Grammy Noms: Big Sellers Still Rule

Nominations concert emphasizes live performances, largely ignores nominees.

Years ago, the National Academy of Recording Arts and Sciences decided that they wanted to mount an awards show that had more to do with performances than with awards.

Now they’re taking the next logical step, and mounting a nominations show in which the nominations aren’t all that important, either.

Wednesday night’s “Grammy Nominations Concert Live: Countdown to Music’s Biggest Night” extravaganza, the second installment of a show that was launched last year after decades of typical early-morning announcements, wasn’t really about who was up for the awards.

They may have been the ostensible reason for the show’s existence, but its focus was clearly on the Black Eyed Peas doing two more renditions of the annoyingly ubiquitous “I Gotta Feeling,” and Nick Jonas unveiling his new band, the Administration, and Maxwell turning the obligatory Michael Jackson tribute into a nice moment. It was about the pop stars onstage far more than it was about the pop stars on the lists that were occasionally read.

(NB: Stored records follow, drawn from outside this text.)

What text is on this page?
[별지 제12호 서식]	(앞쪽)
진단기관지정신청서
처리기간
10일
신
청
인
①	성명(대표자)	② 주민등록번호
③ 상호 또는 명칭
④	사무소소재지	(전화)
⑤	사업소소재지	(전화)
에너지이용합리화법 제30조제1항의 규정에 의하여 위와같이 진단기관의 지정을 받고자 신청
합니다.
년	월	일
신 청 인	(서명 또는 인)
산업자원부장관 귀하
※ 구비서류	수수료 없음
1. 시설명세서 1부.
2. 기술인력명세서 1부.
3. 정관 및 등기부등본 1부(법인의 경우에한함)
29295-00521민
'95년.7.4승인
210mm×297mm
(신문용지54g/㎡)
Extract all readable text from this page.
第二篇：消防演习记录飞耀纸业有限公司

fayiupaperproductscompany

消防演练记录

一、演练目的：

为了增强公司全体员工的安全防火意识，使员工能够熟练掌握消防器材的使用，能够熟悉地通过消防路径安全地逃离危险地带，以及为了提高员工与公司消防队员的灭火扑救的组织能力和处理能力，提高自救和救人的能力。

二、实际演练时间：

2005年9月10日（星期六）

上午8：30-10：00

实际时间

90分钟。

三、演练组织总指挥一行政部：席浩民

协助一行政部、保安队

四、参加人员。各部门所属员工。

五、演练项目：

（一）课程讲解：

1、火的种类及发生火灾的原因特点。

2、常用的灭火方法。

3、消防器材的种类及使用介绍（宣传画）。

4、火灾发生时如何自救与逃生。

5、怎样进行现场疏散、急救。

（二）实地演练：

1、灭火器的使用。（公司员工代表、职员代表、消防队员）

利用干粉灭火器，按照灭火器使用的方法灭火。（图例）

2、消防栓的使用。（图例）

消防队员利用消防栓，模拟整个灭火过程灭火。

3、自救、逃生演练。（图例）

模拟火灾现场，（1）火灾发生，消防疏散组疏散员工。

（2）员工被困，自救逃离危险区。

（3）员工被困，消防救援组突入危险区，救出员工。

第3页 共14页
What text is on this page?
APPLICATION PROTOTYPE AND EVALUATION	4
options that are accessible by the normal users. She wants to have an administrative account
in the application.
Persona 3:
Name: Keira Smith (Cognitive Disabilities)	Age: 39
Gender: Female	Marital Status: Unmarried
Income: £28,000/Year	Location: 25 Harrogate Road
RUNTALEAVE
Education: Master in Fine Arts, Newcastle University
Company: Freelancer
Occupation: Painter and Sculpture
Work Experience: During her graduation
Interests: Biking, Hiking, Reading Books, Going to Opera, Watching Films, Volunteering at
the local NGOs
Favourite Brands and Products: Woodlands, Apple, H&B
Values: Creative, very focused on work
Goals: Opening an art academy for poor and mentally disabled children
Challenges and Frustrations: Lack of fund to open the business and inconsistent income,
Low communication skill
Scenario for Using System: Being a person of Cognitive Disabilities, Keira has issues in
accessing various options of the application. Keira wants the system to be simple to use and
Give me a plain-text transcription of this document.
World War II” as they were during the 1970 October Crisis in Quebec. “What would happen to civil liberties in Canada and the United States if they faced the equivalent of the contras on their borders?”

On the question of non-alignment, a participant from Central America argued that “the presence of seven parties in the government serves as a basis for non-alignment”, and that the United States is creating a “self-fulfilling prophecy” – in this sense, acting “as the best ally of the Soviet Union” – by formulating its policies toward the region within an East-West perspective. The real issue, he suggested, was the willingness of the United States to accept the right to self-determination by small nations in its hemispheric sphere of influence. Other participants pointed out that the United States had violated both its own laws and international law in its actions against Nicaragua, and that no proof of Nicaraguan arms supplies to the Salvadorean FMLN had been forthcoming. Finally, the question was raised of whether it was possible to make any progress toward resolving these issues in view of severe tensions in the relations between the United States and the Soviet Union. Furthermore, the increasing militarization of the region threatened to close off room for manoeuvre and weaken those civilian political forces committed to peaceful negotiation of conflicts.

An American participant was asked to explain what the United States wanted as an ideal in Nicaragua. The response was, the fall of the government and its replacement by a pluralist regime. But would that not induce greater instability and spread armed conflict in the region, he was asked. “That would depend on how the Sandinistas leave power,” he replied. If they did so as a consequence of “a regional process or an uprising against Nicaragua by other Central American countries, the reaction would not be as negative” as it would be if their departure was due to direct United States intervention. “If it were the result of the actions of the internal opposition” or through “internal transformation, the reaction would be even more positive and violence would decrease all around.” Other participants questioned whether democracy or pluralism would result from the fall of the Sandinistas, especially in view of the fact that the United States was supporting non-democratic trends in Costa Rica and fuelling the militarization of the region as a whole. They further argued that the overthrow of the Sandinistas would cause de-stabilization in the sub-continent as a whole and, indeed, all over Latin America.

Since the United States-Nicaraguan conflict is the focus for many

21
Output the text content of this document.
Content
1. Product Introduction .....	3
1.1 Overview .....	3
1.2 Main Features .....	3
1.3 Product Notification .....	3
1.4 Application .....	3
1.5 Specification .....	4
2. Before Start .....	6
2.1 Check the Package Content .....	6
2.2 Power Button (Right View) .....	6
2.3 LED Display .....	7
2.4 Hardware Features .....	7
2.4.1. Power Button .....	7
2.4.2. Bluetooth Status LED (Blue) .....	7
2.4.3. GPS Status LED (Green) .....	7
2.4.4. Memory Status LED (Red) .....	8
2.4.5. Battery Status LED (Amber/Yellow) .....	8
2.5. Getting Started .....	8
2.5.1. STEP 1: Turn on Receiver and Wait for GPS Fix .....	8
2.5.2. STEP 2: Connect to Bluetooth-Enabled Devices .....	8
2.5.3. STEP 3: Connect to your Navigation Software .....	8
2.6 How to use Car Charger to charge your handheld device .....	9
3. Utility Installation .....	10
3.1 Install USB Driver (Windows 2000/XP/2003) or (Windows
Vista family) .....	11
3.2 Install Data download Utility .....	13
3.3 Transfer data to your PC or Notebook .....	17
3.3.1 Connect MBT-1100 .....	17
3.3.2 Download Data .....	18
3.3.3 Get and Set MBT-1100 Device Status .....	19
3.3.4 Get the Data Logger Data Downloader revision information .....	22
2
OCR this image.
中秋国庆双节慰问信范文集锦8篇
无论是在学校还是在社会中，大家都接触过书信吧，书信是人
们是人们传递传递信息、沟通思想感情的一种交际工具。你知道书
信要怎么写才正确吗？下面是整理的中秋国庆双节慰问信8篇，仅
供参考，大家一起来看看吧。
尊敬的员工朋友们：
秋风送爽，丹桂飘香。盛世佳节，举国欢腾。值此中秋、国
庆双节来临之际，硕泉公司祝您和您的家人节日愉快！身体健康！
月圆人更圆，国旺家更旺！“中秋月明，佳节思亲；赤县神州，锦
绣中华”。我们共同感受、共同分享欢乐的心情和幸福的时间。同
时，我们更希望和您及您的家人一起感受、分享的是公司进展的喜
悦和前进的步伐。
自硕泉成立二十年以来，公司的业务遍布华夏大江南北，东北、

Of course, unlike, say, the Oscars, the Grammys have always had the luxury of picking and choosing what categories they want to show on the air; that’s a choice you have to make when you’ve got so many categories that there’s no possible way to fit them all on the air. So while a typical Grammy show may take three hours to hand out about a dozen awards, the nominations concert show took only one hour to announce the nominees in seven categories.

That’s seven categories out of 109. A grand total of 35 nominees had their names read on the air, while 512 didn’t.

As for what those nominations taught us, the biggest lesson was entirely predictable: After years of tinkering with the nominations process, bringing in blue ribbon committees in an attempt to assemble credible slates in the big categories, Grammy voters still go for sales more often than not.

Aside from the token rock bands in the Album of the Year and Record of the Year category – the Dave Matthews Band in the former category, and the significantly more apt Kings of Leon in the latter – the top nods were the province of the mainstream pop performers who rule our new “American Idol”-style pop universe: Beyonce, Taylor Swift, the Black Eyed Peas, Lady Gaga.

This wasn’t especially good news for Kanye West, who was shut out of the marquee categories even though he got six nominations. (Beyonce led with 10 nods, Swift had nine, and West, Maxwell and the Peas each had half a dozen.) Other folks who might have a gripe include U2 (nothing in the big categories) and Whitney Houston (nothing at all).

Overall, it was a conservative, mainstream list, full of women and full of big sellers. The kind of self-conscious diversifying that the Grammys sometimes embrace in the Album of the Year category was nowhere in sight, though it was slightly evident in the Best New Artist category, which included country (Zac Brown Band), R&B (Keri Hilson), psychedelic pop (MGMT), alternative rock (Silversun Pickups) and post-punk (the Ting Tings).

As usual, the nominations contained a few head-scratchers, including a big one in the Best Pop Performance by a Duo or Group with Vocal, which was announced on the air: Hall and Oates got a nod for the performance of their 34-year-old hit “Sara Smile” on their recent live album “Live at the Troubador.”

In fact, the list was curiously littered with old songs from live albums from the likes of Hall and Oates, Eric Clapton and Steve Winwood, Liza Minnelli, Jeff Beck, Michael Buble, Shawn Colvin …

But perhaps it makes sense that Grammy voters want to focus on live performances – after all, that’s certainly what their nominations program is built to do.